CHAPITRE IV Les citoyens de la brigantine

Je me penchai sur la rambarde mince comme un doigt, et entendis se répéter le cri pendant que je scrutai le fond du puits d’air ; un cri d’angoisse et de déréliction dont les échos se répercutèrent parmi les passerelles et les paliers de métal.

À l’entendre, je crus un instant que c’était mon propre cri ; cri que quelque chose avait retenu profondément en moi depuis cette aube sombre où j’avais marché sur la plage en compagnie de l’aquastor maître Malrubius, et avais vu l’aquastor Triskéle se dissoudre en parcelles brillantes ; cri qui venait de se libérer et de se séparer de moi ; cri qui montait, gémissant, dans la faible lumière que rongeaient les ténèbres.

Je fus tenté de bondir par-dessus le garde-fou, mais j’ignorais la profondeur du conduit. Je lançai le matelas par la porte de ma nouvelle cabine, et descendis l’étroit escalier en bondissant d’un palier à l’autre.

D’en haut, le gouffre du puits d’aération m’avait semblé opaque, l’étrange rayonnement jaunâtre des lampes paraissant lutter inutilement avec l’obscurité. J’avais supposé que cette opacité s’estomperait au fur et à mesure que j’atteindrais les niveaux inférieurs, mais au lieu de cela elle se solidifia au point de me rappeler la chambre à nuages de Baldanders, quoique n’en ayant pas l’épaisseur. L’air tourbillonnant devenait également plus chaud, et peut-être la brume qui encapuchonnait toute chose n’était-elle que le résultat de l’air chaud et humide venant des profondeurs du vaisseau se mêlant à celui, plus frais et sec, des étages supérieurs.
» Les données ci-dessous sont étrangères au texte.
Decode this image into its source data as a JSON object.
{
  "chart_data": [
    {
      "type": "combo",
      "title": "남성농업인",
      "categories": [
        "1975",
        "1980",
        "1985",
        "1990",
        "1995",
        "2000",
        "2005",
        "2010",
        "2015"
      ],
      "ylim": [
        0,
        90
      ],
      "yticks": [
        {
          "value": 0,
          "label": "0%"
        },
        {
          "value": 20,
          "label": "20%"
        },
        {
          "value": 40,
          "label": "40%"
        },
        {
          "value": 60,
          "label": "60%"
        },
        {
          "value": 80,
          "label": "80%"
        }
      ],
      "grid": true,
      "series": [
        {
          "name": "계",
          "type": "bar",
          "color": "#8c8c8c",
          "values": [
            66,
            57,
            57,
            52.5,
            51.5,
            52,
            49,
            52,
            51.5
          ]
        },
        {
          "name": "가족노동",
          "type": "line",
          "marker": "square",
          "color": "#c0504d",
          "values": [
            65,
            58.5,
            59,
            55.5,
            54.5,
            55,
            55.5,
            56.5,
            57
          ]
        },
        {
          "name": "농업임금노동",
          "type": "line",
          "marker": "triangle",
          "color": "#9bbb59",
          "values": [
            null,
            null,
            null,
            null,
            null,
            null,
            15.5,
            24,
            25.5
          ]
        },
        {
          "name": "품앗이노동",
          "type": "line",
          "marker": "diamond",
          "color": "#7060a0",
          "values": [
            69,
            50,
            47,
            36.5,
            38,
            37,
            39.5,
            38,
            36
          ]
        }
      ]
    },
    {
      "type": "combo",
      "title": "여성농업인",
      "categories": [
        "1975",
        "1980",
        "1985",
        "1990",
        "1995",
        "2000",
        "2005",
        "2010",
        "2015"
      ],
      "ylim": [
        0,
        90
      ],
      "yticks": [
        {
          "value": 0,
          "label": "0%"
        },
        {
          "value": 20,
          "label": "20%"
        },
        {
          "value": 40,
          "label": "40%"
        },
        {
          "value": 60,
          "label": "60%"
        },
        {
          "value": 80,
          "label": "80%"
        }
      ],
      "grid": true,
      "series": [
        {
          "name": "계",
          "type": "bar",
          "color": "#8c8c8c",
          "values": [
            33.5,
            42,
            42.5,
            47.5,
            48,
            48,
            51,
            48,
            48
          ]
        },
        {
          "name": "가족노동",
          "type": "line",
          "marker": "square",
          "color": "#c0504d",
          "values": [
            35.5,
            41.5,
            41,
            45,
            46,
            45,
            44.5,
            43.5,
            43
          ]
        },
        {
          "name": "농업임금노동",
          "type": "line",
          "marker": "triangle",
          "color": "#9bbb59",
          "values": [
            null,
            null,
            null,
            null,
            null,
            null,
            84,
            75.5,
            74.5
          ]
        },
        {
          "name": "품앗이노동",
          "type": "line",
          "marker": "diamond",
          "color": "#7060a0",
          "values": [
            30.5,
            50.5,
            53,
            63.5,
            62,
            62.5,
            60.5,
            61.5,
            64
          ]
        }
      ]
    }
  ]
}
Je ne tardai pas à transpirer dans ma chemise de velours.

Ici, de nombreuses portes de cabine étaient entrouvertes, mais les cabines elles-mêmes étaient sombres. Autrefois, me dis-je, sans doute l’équipage du vaisseau devait-il être plus important, à moins qu’il n’eût été d’usage de transporter des prisonniers, car il suffisait de donner des instructions différentes aux serrures pour transformer les cabines en cellules ; ou encore, des soldats.

Le hurlement me parvint de nouveau, accompagné cette fois d’un bruit pareil à celui d’un marteau sonnant sur une enclume, même si la tenue de la note indiquait qu’il montait non de la gueule d’une forge, mais d’une bouche de chair. De nuit, dans les gorges d’une montagne, il m’aurait paru encore plus terrible que le cri du loup-garou, je crois. Quelle tristesse, quelle terreur, quelle déréliction et quelle angoisse ne trahissait-il pas !
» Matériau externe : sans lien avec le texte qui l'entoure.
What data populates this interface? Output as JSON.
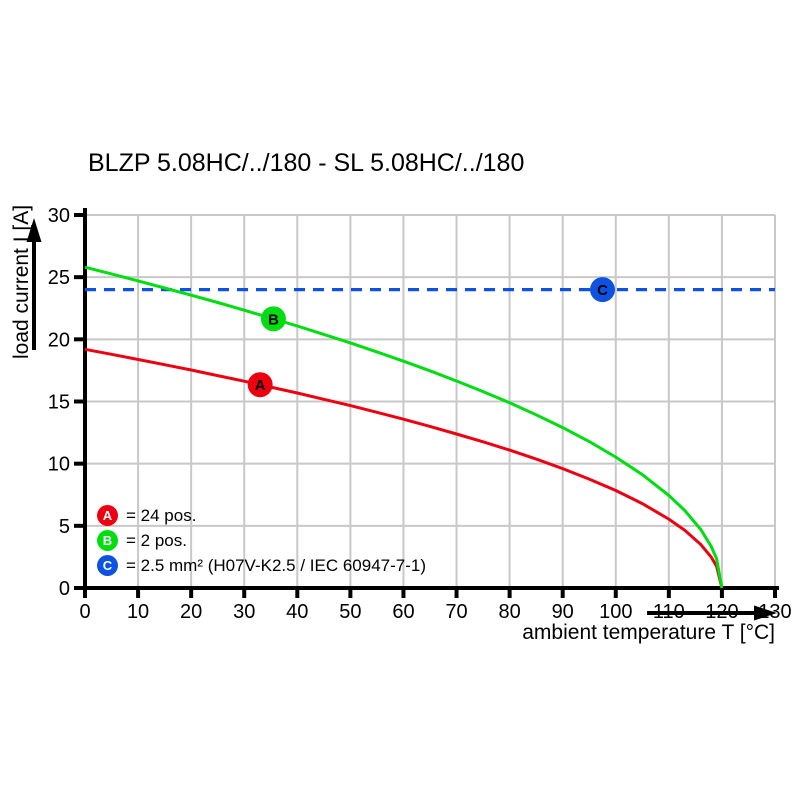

Je m’arrêtai pour reprendre mon souffle et regarder autour de moi. Des bêtes, me parut-il, devaient être reléguées dans les cabines inférieures. Ou peut-être des fous, comme ceux, à la guilde des Bourreaux, que l’on confinait au troisième sous-sol des oubliettes. Qui pouvait dire si toutes ces portes étaient bien fermées ? Une de ces créatures n’aurait-elle pas pu s’échapper, ne restant dans les étages inférieurs qu’en raison de sa peur de l’homme ? Je tirai mon pistolet, vérifiai qu’il était réglé au plus bas et que la charge était active.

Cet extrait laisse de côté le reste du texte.